McCloy, como bien explica la BBC en su artículo «El protocolo de Auschwitz: el audaz escape que reveló al mundo los horrores del campo de exterminio (y el dilema moral que provocó)», también se escudó en la posibilidad de que la misión fallara y los nazis cargaran, en represalia, contra los presos. «Ha habido una opinión considerable en el sentido de que tal esfuerzo, incluso si fuera posible, podría provocar una acción aún más vengativa por parte de los alemanes», añadió. A todo esto se sumó las altas probabilidades de matar a cientos de reos por la poca precisión con la que los superbombarderos lanzaban sus explosivos.

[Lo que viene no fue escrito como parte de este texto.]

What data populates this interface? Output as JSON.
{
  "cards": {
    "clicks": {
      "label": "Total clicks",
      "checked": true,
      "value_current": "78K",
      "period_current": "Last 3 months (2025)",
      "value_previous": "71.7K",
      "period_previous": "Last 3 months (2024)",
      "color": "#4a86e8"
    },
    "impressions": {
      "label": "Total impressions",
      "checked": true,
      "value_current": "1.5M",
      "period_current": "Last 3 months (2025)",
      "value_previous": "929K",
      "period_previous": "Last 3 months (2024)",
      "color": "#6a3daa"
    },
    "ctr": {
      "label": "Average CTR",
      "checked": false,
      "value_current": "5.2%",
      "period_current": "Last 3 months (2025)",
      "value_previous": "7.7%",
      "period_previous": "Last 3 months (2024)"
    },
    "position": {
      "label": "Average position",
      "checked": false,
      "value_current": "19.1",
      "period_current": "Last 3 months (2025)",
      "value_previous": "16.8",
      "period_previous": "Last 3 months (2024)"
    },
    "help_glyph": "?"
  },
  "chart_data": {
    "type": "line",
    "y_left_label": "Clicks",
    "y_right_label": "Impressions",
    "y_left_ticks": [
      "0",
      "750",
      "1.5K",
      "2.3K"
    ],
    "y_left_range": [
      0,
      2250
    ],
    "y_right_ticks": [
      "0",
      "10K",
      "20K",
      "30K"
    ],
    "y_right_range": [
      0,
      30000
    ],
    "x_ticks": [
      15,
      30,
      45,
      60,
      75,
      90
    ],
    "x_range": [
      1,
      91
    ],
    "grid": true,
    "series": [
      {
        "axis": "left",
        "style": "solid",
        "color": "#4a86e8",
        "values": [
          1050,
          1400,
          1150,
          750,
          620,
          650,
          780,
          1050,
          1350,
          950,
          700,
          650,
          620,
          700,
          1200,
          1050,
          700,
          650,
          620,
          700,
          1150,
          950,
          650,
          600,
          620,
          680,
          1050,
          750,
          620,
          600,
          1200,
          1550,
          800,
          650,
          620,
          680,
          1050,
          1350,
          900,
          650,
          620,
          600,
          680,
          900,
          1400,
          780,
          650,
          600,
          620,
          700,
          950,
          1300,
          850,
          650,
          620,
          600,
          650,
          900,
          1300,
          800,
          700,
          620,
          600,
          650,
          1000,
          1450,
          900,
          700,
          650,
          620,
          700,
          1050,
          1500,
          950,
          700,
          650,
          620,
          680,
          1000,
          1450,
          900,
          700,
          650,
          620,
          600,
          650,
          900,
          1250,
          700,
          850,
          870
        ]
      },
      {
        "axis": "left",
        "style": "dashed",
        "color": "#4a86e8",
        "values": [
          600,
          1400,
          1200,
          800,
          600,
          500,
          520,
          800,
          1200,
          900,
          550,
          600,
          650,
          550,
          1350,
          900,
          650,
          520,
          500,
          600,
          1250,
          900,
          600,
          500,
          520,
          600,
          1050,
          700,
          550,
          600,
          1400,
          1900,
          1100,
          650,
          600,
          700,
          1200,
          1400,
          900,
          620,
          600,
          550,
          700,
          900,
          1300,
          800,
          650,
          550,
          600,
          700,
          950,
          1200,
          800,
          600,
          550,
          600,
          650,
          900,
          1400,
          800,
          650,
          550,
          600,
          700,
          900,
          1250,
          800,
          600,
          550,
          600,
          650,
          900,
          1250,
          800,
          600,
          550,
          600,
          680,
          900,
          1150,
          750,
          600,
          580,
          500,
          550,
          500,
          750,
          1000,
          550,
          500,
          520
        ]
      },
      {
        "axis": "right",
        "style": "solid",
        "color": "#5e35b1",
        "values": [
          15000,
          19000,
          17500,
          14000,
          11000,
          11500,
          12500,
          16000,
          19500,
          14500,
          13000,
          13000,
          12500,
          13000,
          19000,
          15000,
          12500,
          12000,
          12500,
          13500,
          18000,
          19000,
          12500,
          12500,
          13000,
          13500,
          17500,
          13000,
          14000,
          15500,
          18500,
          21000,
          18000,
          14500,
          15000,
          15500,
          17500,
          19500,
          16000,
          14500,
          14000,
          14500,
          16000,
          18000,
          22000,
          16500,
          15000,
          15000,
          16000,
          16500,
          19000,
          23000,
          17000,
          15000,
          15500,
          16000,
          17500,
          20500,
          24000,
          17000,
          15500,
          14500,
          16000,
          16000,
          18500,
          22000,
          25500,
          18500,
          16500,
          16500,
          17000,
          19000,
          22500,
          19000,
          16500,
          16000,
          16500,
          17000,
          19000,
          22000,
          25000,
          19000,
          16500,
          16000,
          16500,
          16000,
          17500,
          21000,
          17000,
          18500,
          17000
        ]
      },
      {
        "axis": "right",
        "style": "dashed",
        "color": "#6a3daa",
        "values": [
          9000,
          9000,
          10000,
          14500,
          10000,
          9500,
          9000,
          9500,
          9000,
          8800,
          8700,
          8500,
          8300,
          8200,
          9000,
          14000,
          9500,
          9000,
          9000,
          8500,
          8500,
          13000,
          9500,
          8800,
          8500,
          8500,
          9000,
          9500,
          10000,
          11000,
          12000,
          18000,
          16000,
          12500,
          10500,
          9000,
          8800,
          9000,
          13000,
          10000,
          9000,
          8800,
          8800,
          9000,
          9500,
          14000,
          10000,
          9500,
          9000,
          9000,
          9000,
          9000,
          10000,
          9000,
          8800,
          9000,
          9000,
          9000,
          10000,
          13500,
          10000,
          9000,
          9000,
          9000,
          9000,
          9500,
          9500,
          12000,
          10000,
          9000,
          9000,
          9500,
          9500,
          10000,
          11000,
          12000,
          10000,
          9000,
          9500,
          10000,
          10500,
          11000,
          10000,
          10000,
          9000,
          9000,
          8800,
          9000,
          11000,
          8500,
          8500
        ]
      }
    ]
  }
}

Los británicos recibieron los informes de una forma diferente. El impulsivo Winston Churchill aceptó de buen grado que la RAF se desviara para hacer llover bombas sobre Auschwitz. Pero, al final, sus consejeros lograron que cambiara de opinión. Una vez más, y siempre según Roberts, las cifras hacían difícil la misión. «El aprovisionamiento del alzamiento de Varsovia por aire había sido costoso para la RAF: en las 22 misiones realizadas en seis semanas, hasta mediados de agosto de 1944, 31 de los 181 aviones no habían podido regresar», explica. Por su parte, el Ministerio de Asuntos Exteriores se negaba a llevar a cabo «misiones que costaran vidas y aviones británicos a cambio de nada». Duras palabras de un organismo que, durante la Segunda Guerra Mundial, tildó a los judíos de «quejumbrosos».
Al final, y como bien se narra en el artículo de la BBC, Auschwitz sí fue bombardeada, aunque por equivocación, el 13 de septiembre del año 1944. Ya entonces, cuando los explosivos cayeron sobre los barracones del campo, los reclusos dieron gracias porque consideraban que los Aliados venían a salvarles. Para ellos, las 2.000 bombas que destrozaron la zona eran sinónimo de libertad. Desconocían que su objetivo era, de nuevo, I. G. Farben. En todo caso, el debate sigue abierto hoy en día.